Enquanto isso, a RCA pressiona DeFries para uma volta à
América, já que a MainMan deve mais de US$ 150 mil
à gravadora. DeFries quer tocar em arenas, mas a gravadora
prefere locais menores, porém mais datas. O impasse é
mantido por meses.
No
dia 1º de junho é editado o disco Raw Power,
creditado a Iggy & The Stooges. Bowie havia mixado o disco,
apesar de Iggy ser contrário à idéia.
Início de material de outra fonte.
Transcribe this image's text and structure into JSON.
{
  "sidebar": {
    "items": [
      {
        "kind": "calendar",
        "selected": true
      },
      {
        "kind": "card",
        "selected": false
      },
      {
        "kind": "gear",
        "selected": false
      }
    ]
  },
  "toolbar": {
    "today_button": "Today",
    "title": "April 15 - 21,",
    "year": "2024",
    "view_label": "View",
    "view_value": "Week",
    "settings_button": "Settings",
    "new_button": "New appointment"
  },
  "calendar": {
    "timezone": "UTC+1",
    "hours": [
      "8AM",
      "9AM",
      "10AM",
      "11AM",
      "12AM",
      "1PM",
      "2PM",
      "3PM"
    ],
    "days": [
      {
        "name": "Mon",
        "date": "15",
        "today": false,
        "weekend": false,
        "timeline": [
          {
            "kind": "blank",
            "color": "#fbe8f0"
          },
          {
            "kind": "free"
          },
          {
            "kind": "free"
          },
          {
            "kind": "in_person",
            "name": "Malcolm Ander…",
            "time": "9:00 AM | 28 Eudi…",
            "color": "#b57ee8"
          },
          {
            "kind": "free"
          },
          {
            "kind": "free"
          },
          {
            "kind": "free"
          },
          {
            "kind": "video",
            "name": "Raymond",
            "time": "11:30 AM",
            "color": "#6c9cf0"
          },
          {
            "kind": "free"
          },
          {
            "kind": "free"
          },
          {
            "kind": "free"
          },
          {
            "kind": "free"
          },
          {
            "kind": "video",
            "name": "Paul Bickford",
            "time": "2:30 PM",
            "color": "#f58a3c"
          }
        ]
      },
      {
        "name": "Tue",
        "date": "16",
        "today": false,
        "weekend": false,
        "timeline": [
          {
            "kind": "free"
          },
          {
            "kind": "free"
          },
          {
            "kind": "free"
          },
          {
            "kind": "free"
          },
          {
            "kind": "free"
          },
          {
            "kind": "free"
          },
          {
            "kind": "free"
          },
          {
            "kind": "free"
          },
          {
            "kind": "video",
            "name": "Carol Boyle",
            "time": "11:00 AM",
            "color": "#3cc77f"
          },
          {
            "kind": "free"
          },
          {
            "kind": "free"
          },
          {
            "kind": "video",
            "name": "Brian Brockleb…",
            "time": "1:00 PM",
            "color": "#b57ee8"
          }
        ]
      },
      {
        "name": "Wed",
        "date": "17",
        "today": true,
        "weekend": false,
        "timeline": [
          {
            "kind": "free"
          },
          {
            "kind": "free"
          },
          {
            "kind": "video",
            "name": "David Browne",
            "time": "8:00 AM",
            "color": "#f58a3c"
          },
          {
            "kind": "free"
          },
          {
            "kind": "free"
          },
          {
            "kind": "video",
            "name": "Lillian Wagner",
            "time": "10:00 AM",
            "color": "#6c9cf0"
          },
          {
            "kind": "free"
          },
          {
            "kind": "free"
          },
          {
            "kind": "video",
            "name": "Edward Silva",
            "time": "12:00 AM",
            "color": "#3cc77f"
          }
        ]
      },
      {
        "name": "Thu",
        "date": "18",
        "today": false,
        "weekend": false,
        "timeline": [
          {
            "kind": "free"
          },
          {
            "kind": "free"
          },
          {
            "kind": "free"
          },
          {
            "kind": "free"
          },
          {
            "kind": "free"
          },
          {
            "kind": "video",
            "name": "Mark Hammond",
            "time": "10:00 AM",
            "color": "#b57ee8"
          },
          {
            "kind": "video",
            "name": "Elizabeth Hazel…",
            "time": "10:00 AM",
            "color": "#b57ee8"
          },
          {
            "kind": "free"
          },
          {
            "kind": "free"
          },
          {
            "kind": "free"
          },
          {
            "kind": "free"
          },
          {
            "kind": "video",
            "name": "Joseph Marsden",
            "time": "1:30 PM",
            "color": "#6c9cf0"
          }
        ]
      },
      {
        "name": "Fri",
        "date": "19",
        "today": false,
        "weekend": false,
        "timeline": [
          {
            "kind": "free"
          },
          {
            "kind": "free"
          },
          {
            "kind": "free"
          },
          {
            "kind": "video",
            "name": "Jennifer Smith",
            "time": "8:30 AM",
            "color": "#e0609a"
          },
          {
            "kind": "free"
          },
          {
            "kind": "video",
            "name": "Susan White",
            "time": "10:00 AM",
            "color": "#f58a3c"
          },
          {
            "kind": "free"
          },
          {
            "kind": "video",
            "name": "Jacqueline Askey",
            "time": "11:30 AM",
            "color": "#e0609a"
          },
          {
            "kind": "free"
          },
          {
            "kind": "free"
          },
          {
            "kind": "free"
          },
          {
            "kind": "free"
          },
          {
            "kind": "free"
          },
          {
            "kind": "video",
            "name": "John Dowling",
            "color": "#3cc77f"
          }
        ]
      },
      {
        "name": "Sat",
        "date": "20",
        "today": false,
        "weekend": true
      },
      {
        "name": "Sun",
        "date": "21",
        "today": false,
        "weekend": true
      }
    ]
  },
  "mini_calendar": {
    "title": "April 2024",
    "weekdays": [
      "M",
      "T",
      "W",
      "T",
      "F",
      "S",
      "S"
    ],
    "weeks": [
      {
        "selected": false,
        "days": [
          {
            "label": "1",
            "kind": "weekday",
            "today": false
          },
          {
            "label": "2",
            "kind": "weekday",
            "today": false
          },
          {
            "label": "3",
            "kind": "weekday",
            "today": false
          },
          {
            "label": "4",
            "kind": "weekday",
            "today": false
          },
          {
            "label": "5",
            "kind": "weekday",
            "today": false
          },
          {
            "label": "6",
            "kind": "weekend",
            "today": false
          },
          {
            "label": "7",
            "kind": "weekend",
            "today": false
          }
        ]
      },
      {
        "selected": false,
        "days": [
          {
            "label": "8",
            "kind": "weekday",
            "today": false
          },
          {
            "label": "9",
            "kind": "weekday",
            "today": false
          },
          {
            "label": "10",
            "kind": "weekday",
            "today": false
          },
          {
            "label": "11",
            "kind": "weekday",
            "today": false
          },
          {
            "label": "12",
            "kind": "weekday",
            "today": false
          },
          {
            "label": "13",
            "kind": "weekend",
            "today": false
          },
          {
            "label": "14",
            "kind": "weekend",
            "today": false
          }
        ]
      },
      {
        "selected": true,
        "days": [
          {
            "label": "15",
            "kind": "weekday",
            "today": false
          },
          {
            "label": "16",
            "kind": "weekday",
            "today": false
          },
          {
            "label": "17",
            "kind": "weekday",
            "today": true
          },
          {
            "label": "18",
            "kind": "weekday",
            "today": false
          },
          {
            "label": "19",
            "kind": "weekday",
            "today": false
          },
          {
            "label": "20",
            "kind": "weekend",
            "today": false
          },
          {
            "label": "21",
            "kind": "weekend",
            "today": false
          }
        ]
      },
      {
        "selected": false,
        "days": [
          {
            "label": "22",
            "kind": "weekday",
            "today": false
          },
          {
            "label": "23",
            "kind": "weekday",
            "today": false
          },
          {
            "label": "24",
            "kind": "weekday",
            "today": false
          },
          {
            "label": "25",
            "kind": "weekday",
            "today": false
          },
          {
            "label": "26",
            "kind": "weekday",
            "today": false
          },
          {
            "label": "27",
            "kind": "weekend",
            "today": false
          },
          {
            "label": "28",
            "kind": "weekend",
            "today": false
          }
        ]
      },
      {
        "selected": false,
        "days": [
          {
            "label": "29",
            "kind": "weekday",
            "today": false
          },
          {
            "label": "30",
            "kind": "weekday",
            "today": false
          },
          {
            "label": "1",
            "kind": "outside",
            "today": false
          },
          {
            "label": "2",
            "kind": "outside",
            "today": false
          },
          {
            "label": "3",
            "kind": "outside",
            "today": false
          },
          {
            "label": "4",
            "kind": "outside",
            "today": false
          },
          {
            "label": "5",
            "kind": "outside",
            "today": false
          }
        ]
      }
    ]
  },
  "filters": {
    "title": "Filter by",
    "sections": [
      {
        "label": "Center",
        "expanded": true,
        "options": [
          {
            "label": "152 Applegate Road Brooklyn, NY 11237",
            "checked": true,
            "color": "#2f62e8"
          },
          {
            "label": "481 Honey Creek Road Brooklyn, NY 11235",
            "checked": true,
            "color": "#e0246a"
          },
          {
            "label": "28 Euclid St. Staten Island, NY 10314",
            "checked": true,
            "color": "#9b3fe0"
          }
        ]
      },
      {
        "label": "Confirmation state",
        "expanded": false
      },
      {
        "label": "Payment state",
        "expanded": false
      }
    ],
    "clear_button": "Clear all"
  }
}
Seria
o último álbum dos Stooges em décadas.
A estafante maratona de
turnês tinha criado uma necessidade imensa de privacidade
em Bowie. Ele não suportava mais a histeria dos fãs,
da mídia.
Ao mesmo tempo, alguns
outros astros anunciavam sua "aposentadoria", casos
de Ray Davies, líder dos Kinks e Elton John. Bowie pensava
também nisso, seriamente, embora não tivesse avisado
ninguém.
No dia 3 de julho aconteceria
o último show da turnê britânica. A RCA pressionava
DeFries e Bowie para um novo giro pela América. O concerto
no Hammersmith Odeon para 3500 pessoas, foi cercado de grande
expectativa, já que seria filmado por D.A Pennebaker, o
mesmo diretor de Don't Look Back, filme que registrou
a turnê de Bob Dylan, em 1965. Além do filme, havia
um plano de lançar um disco duplo, em fevereiro de 1974,
com o possível título sendo BOWIE-ING OUT.
O
show segue o roteiro habitual, até que Bowie pronuncia
as seguintes palavras antes de fechar com "Rock 'n' Roll
Suicide": "Everybody...this has been one of the
greatest tours of our lives. I would like to thank the band. I
would like to thank our road crew. I would like to thank our lighting
people. Of all of the shows on this tour, this particular show
will remain with us the longest (cheers from the audience) because
not only is it...not only is it the last show of the tour, but
its the last show that we'll ever do. Thank you."
Foi um choque. Para os
fãs, para a gravadora, para a banda e para DeFries. Bowie
resolvera dizer adeus sem avisar a ninguém. Ziggy estava
morto e Bowie aposentado.
O disco duplo não
foi editado em fevereiro de 1974, mas quase 10 anos depois, em
1983, duplo como planejado. E o que era para ser apenas um álbum
da turnê acabou virando um documento histórico.
Ziggy
Stardust: The Motion Picture traz todas as faixas e na
seqüência correta do filme, excetuando as duas em que
há participação do guitarrista Jeff Beck.
O disco acabou sendo remixado em 1983 para a adição
de backing vocals e de um órgão em "My Death",
de Jacques Brel.
Logo após o show,
um frenesi tomou conta de DeFries e a da RCA, já que o
empresário havia concordado com a gravadora e agendado
nova turnê na América, com 38 datas a serem iniciadas
em 1º de setembro, em Toronto e finalizando em 31 de outubro,
em San Antonio, Texas. E De Fries tinha planos ainda maiores.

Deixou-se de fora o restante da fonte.